Dare I enter this building? Anthony stopped to light his first joint. Do I really want to get laid in an abandoned warehouse? What will they think of me at the office? The Great Creative Leader in this kind of a scene? I disapprove of this place. I disapprove! It is mindless and destructive and ugly and I have always tried to live my life in a special and discreet way. And what about the danger! The rip-off while being sucked by the ambidexterously adept. And the Ultimate Danger! De-cockization! Oi. Go home, Anthony. Read an important book on the British Empire. I want to get laid. Get it off. I need to come. ok, ok, NONONO, go home, kill yourself, get out of the Ghetto, My Life in the Warsaw Ghetto starring Sister Mary Montano in Carcere, why doesn’t Sprinkle come back?, why am I, a forty-th
ree-year-old grown man, involved with a twenty-three-year-old who loves not only me but twenty other guys as well? Plus a few girls. He does it with ladies. I can’t do it with ladies. Are they learning something in school today that I didn’t learn? Fred hates him. Fred wrote me: “I note that Sprinkle’s thinking has recently been guided by the mystic calculations of a former used-car salesman and convicted thief whose philosophy is propagated via a nationwide chain of assemblages, much like Dunkin’ Donuts.” Gain a lover, lose a friend. And what has Fred got that’s any better? A lover who’s disappeared!

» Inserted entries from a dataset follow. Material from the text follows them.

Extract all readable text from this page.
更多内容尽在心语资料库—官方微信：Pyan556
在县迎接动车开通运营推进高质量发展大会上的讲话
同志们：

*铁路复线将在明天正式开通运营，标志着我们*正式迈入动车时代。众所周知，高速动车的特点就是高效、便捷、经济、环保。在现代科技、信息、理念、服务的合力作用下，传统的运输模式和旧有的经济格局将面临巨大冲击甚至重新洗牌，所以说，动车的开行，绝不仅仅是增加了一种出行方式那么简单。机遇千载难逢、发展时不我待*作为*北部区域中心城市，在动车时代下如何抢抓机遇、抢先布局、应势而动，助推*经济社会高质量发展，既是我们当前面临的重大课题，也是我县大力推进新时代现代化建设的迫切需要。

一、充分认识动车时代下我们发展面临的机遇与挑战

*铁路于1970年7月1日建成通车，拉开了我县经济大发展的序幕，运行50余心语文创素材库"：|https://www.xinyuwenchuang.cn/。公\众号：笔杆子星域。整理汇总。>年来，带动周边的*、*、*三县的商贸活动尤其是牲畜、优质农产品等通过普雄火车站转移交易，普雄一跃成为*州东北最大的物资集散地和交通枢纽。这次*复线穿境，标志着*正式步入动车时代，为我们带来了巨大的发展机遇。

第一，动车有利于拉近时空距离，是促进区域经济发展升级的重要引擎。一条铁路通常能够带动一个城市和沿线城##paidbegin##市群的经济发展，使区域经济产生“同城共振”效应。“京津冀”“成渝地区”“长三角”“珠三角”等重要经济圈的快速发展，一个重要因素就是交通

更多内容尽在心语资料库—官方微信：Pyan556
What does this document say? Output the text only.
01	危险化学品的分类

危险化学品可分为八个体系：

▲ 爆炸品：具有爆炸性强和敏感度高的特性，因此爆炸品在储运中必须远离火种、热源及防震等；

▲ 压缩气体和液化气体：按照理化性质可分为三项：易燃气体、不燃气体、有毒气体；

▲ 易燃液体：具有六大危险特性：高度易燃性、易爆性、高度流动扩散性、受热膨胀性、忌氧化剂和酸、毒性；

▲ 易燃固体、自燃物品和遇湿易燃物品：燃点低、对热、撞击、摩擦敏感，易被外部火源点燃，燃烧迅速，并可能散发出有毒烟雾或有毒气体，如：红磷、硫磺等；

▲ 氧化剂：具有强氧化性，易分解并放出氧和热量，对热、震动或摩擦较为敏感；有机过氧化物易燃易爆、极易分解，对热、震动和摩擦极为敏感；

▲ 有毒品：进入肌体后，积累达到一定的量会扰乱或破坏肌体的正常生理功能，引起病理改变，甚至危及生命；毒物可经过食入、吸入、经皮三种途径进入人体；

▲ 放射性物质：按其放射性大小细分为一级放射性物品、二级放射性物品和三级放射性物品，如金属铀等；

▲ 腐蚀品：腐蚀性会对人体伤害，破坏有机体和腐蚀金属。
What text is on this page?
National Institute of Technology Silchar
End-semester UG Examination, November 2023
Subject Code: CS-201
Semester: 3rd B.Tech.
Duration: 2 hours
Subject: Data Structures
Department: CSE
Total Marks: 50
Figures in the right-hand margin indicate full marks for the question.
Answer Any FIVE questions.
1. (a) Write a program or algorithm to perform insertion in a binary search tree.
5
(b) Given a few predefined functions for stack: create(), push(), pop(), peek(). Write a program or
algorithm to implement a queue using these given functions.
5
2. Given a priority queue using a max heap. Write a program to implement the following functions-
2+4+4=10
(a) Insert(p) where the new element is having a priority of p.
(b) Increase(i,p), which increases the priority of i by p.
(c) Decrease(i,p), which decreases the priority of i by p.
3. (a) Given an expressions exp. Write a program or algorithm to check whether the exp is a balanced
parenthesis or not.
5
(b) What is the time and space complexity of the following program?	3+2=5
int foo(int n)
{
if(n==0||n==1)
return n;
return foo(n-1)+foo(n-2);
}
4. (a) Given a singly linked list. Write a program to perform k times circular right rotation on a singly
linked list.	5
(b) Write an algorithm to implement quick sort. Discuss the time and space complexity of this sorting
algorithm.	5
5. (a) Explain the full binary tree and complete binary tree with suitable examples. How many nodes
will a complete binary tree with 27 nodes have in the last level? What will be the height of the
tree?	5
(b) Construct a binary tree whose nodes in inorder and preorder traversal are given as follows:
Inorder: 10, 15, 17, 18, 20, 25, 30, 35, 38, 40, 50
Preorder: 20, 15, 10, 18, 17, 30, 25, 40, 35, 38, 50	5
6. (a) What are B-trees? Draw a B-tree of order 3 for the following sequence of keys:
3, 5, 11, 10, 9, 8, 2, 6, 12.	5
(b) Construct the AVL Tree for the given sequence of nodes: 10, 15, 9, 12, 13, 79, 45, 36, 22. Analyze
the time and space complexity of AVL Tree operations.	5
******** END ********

Frigger crawled out through the small doorway and stretched his rocky body in pleasure. He was wearing his cruising outfit, clipped-off T-shirt and one half inch of visible Jockey short revealed above his jeans. While he made his living decorating the homes of movie stars in California, he came East occasionally to do the odd p.r. job, thus allowing himself to claim Bi-Coastialty, AC-PC, and to stay at the 63rd Street Y where there were so many cocks to suck.
“Would you believe ten inches and he’s still in high school?” Frigger said, wiping his mouth, his cruising wardrobe evidently having proven most alluring.
“What’s the rest of him look like?” Anthony asked.
“Nice. He’ll go to the gym soon. He wants to be a trampolinist. He’s going to go places.”
“Yeah. Down the sewers.”
“Want me to come in there and hold your hand?”
“Sure.”
“Want me to come in there and suck your cock?”
“Of course not. You’re a friend. You’re family.”
“So what. You’ve got a big cock.”
“How do you know?”
“Important news travels.”
“You’re insatiable. How many times have you done it today?”